Exorcismo en el Vaticano

Crítica de Fernando López - La Nación

Un exorcismo lleno de lugares comunes

En mala hora podría concluirse que a Mark Neveldine se le ocurrió hacer su primera experiencia como director solista después de haberse fogueado a dúo con Brian Taylor en algunos thrillers vertiginosos (Crank, Crank 2, Ghost Rider: espíritu de venganza), de los que podía rescatarse -además de su indispensable aceleración- una pizca de locura. Sobre todo porque para hacer este debut eligió este guión que vuelve, sin demasiada fortuna ni imaginación al repetido tema del exorcismo, demasiado frecuentado desde que hace ya más de cuarenta años Willliam Friedkin dirigió el título con Linda Blair y Max von Sydow que se volvió clásico.

Aquí lo que más llama la atención, en todo caso, es la increíble acumulación de lugares comunes de este subgénero que combina religión y horror y que de tan previsibles parecen más propios de una parodia que de una historia que busca ser tomada tan en serio como para aludir en el comienzo al mismísimo papa Francisco (cuya condición de figura pública internacional, como se ve, no sólo le acarrea una infinidad de visitas no siempre desinteresadas).
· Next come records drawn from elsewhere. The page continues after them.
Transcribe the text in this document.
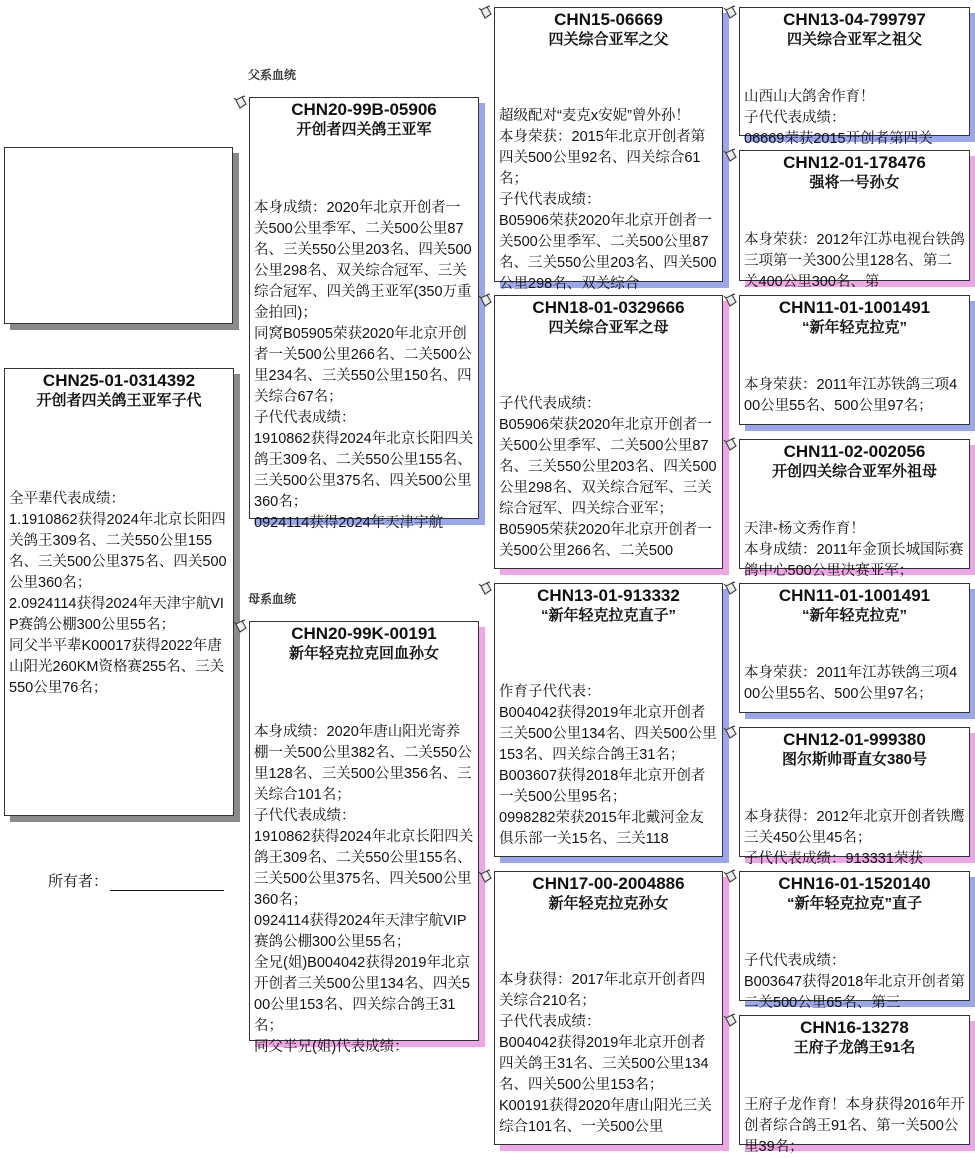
父系血统
母系血统
所有者：
CHN25-01-0314392
开创者四关鸽王亚军子代
全平辈代表成绩：
1.1910862获得2024年北京长阳四关鸽王309名、二关550公里155名、三关500公里375名、四关500公里360名；
2.0924114获得2024年天津宇航VIP赛鸽公棚300公里55名；
同父半平辈K00017获得2022年唐山阳光260KM资格赛255名、三关550公里76名；
CHN20-99B-05906
开创者四关鸽王亚军
本身成绩：2020年北京开创者一关500公里季军、二关500公里87名、三关550公里203名、四关500公里298名、双关综合冠军、三关综合冠军、四关鸽王亚军(350万重金拍回)；
同窝B05905荣获2020年北京开创者一关500公里266名、二关500公里234名、三关550公里150名、四关综合67名；
子代代表成绩：
1910862获得2024年北京长阳四关鸽王309名、二关550公里155名、三关500公里375名、四关500公里360名；
0924114获得2024年天津宇航
CHN20-99K-00191
新年轻克拉克回血孙女
本身成绩：2020年唐山阳光寄养棚一关500公里382名、二关550公里128名、三关500公里356名、三关综合101名；
子代代表成绩：
1910862获得2024年北京长阳四关鸽王309名、二关550公里155名、三关500公里375名、四关500公里360名；
0924114获得2024年天津宇航VIP赛鸽公棚300公里55名；
全兄(姐)B004042获得2019年北京开创者三关500公里134名、四关500公里153名、四关综合鸽王31名；
同父半兄(姐)代表成绩：
CHN15-06669
四关综合亚军之父
超级配对“麦克x安妮”曾外孙！
本身荣获：2015年北京开创者第四关500公里92名、四关综合61名；
子代代表成绩：
B05906荣获2020年北京开创者一关500公里季军、二关500公里87名、三关550公里203名、四关500公里298名、双关综合
CHN18-01-0329666
四关综合亚军之母
子代代表成绩：
B05906荣获2020年北京开创者一关500公里季军、二关500公里87名、三关550公里203名、四关500公里298名、双关综合冠军、三关综合冠军、四关综合亚军；
B05905荣获2020年北京开创者一关500公里266名、二关500
CHN13-01-913332
“新年轻克拉克直子”
作育子代代表：
B004042获得2019年北京开创者三关500公里134名、四关500公里153名、四关综合鸽王31名；
B003607获得2018年北京开创者一关500公里95名；
0998282荣获2015年北戴河金友俱乐部一关15名、三关118
CHN17-00-2004886
新年轻克拉克孙女
本身获得：2017年北京开创者四关综合210名；
子代代表成绩：
B004042获得2019年北京开创者四关鸽王31名、三关500公里134名、四关500公里153名；
K00191获得2020年唐山阳光三关综合101名、一关500公里
CHN13-04-799797
四关综合亚军之祖父
山西山大鸽舍作育！
子代代表成绩：
06669荣获2015开创者第四关
CHN12-01-178476
强将一号孙女
本身荣获：2012年江苏电视台铁鸽三项第一关300公里128名、第二关400公里300名、第
CHN11-01-1001491
“新年轻克拉克”
本身荣获：2011年江苏铁鸽三项400公里55名、500公里97名；
CHN11-02-002056
开创四关综合亚军外祖母
天津-杨文秀作育！
本身成绩：2011年金顶长城国际赛鸽中心500公里决赛亚军；
CHN11-01-1001491
“新年轻克拉克”
本身荣获：2011年江苏铁鸽三项400公里55名、500公里97名；
CHN12-01-999380
图尔斯帅哥直女380号
本身获得：2012年北京开创者铁鹰三关450公里45名；
子代代表成绩：913331荣获
CHN16-01-1520140
“新年轻克拉克”直子
子代代表成绩：
B003647获得2018年北京开创者第二关500公里65名、第三
CHN16-13278
王府子龙鸽王91名
王府子龙作育！本身获得2016年开创者综合鸽王91名、第一关500公里39名；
Y también como para que el film complique en el caso -el de una chica de 27 años poseída por el demonio y por ello sometida al necesario exorcismo- al psicoanálisis y al Vaticano, que ha acumulado por siglos documentos secretos sobre los vestigios que el diablo ha ido dejando en sus reiteradas andanzas por este mundo.

Por supuesto aquí también los exorcistas son dos, uno veterano y otro joven; un cardenal que es toda una autoridad en la materia porque a los 12 años ya fue él mismo poseído, y un sacerdote que antes de ordenarse fue militar y estuvo en Irak. El cardenal, eso sí, ya no se vale de los rezos ni del agua bendita: prefiere emplear cadenas para oponer a la fuerza demoníaca. Y no titubea cuando la chica, que no sólo habla con la voz ronca de todos los demonios del cine y vomita, aunque menos violentamente que en otras oportunidades, responde a su conjuro expeliendo por la boca tres huevos grandes y enteros. Él los explica con la autoridad que le cabe: son la Santísima Trinidad. Sólo los más fanáticos podrán encontrar en este despropósito algún elemento de interés o quizás algún motivo para la hilaridad.